The analytics1003 host runs a mariadb database and various Hadoop daemons, like Hive (server/metastore), Camus (executed periodically via cron), Oozie, etc.. The database is also used by other hosts/clusters like:
- Druid analytics (druid100[1-3])
- Druid public (druid100[4-6])
- Thorium (Hue)
We currently back up the database via a LVM snapshot copied to analytics1002, without stopping Mariadb first (so there might be a chance that the snapshot used in a restore emergency operation leads to a corrupted database).
The database is ~13G in /var/lib/mysql, and it is a relatively low volume/traffic.
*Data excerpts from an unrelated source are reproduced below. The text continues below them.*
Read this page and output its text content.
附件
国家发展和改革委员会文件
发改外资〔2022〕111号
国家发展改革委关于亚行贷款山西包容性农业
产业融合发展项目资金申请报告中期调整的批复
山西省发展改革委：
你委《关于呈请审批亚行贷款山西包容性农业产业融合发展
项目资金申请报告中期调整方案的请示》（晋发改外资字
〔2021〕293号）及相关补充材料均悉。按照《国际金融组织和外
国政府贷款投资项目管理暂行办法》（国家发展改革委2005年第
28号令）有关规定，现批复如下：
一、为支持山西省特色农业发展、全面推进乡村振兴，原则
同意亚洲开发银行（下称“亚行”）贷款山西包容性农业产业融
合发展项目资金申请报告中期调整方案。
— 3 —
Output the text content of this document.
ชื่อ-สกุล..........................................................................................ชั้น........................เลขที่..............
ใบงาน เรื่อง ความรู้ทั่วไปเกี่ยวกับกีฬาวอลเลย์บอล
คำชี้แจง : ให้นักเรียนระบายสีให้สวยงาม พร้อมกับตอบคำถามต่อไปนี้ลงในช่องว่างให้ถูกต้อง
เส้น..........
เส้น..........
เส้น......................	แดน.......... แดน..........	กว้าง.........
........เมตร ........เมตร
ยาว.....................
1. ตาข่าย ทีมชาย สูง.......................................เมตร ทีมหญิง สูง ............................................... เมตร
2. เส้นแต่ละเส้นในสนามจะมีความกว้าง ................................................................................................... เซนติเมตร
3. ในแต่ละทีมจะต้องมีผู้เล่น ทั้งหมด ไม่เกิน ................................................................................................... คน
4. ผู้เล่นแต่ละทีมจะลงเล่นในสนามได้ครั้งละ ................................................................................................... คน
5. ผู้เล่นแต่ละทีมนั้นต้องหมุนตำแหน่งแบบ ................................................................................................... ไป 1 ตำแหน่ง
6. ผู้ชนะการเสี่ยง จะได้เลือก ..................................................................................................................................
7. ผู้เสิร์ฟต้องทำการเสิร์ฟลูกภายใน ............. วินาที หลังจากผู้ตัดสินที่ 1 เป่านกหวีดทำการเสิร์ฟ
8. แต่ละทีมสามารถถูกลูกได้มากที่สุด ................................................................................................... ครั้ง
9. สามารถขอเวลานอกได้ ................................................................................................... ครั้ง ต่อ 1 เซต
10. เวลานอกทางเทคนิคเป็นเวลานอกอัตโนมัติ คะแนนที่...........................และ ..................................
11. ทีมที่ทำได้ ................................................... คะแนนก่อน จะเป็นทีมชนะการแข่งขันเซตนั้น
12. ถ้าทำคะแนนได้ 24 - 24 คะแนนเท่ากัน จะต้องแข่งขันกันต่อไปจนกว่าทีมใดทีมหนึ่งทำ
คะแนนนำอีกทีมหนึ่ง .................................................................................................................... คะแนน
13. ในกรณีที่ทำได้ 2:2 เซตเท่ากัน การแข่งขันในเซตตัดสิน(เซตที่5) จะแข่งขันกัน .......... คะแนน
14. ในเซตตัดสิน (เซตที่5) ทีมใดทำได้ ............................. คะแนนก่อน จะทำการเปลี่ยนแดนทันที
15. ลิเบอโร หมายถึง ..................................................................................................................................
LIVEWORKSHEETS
The main issue though is that:
- If analytics1003 goes down temporarily, then Druid might also be momentarily impacted (and also Hue).
- if analytics1003 goes down permanently (hw failure), then all the Hadoop related scheduled and recurrent jobs will be stopped too.
Ideally we should:
- Have a backup host somewhere, maybe in Ganeti
- Have a mysql automatic failover in case the database on analytics1003 is not reachable.
- Use the new host to back up the database, maybe via LVM and periodically via Bacula.
In case of complete failure of analytics1003 we could temporarily apply there the analytics_cluster coordinator's role and keep going with Hadoop jobs, until the original host is fixed.